I contrari Il comitato di viale Jenner: «La medaglia datela a noi residenti»

Non è così ecumenica la decisione di premiare con l’Ambrogino d’oro il direttore della Casa della cultura islamica, Mahmoud Asfa. La scelta non convince la Lega. «Mi piacerebbe - commenta Davide Boni, capodelegazione del Carroccio in Regione - che fossero spiegate in maniera più approfondita le ragioni» di questa decisione. «Non vorrei che nel caso specifico - osserva Boni - la scelta fosse stata troppo affrettata, anche perché è ormai ben noto come gli abitanti della zona si lamentino per tutta una serie di problemi legati alla convivenza forzata con la moschea. Peraltro quest’ultima risulta essere affiliata all’Ucoi». «Prima di elargire onorificenze di questo tipo - conclude - dovremmo avere dei parametri che ci aiutino capire cosa intende quando definiamo un imam “buono, bravo e moderato”, anche perché fino ad oggi gli esempi in questa direzione purtroppo scarseggiano». Scettici i rappresentanti del comitato residenti di viale Jenner: «La notizia - commentano - lascia davvero senza parole». «Si premiano imam con onorificenze importanti dimenticando di risolvere i veri problemi.
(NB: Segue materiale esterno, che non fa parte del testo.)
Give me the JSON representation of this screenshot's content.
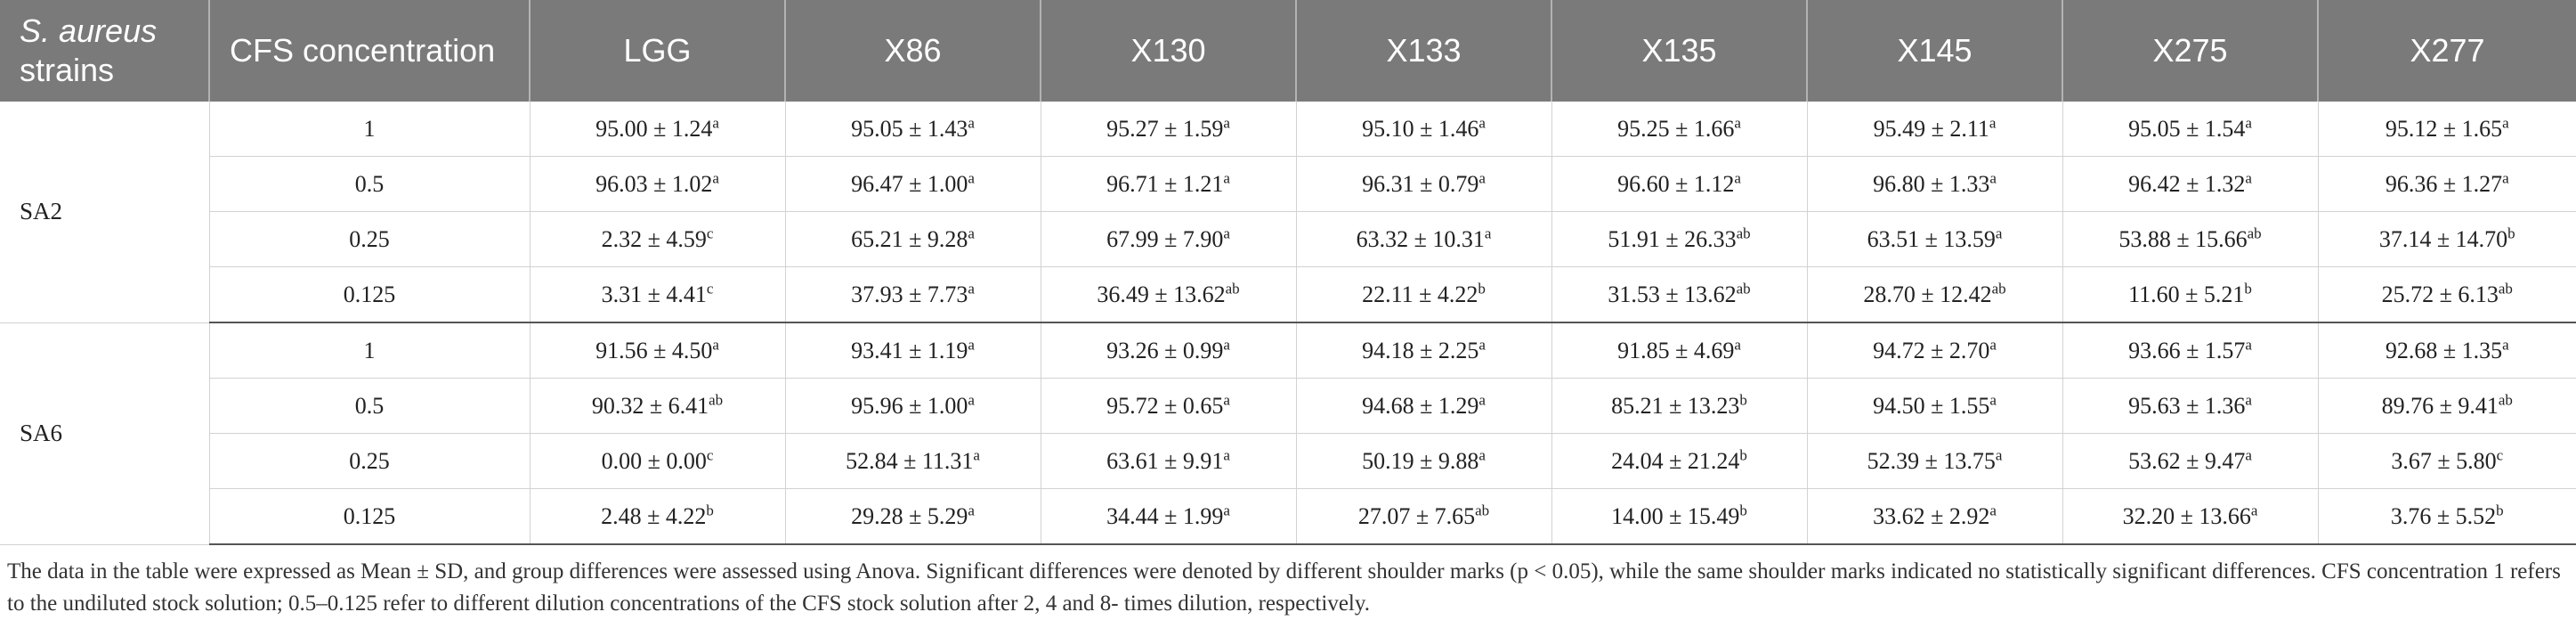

Ma nessuno pensa ai cittadini?» La provocazione: «Il riconoscimento datelo a loro». Ma l’artefice del premio ad Asfa, Aldo Brandirali (Pdl), rivendica l’operazione e nega l’affiliazione di via Padova all’Ucoii: «La moschea di via Padova svolge una funzione importante e aiuta a capire la realtà dell’islam». Parola di cattolico: «Il premio è il riconoscimento di un dato di fatto. La città e la chiesa sono più avanti della politica».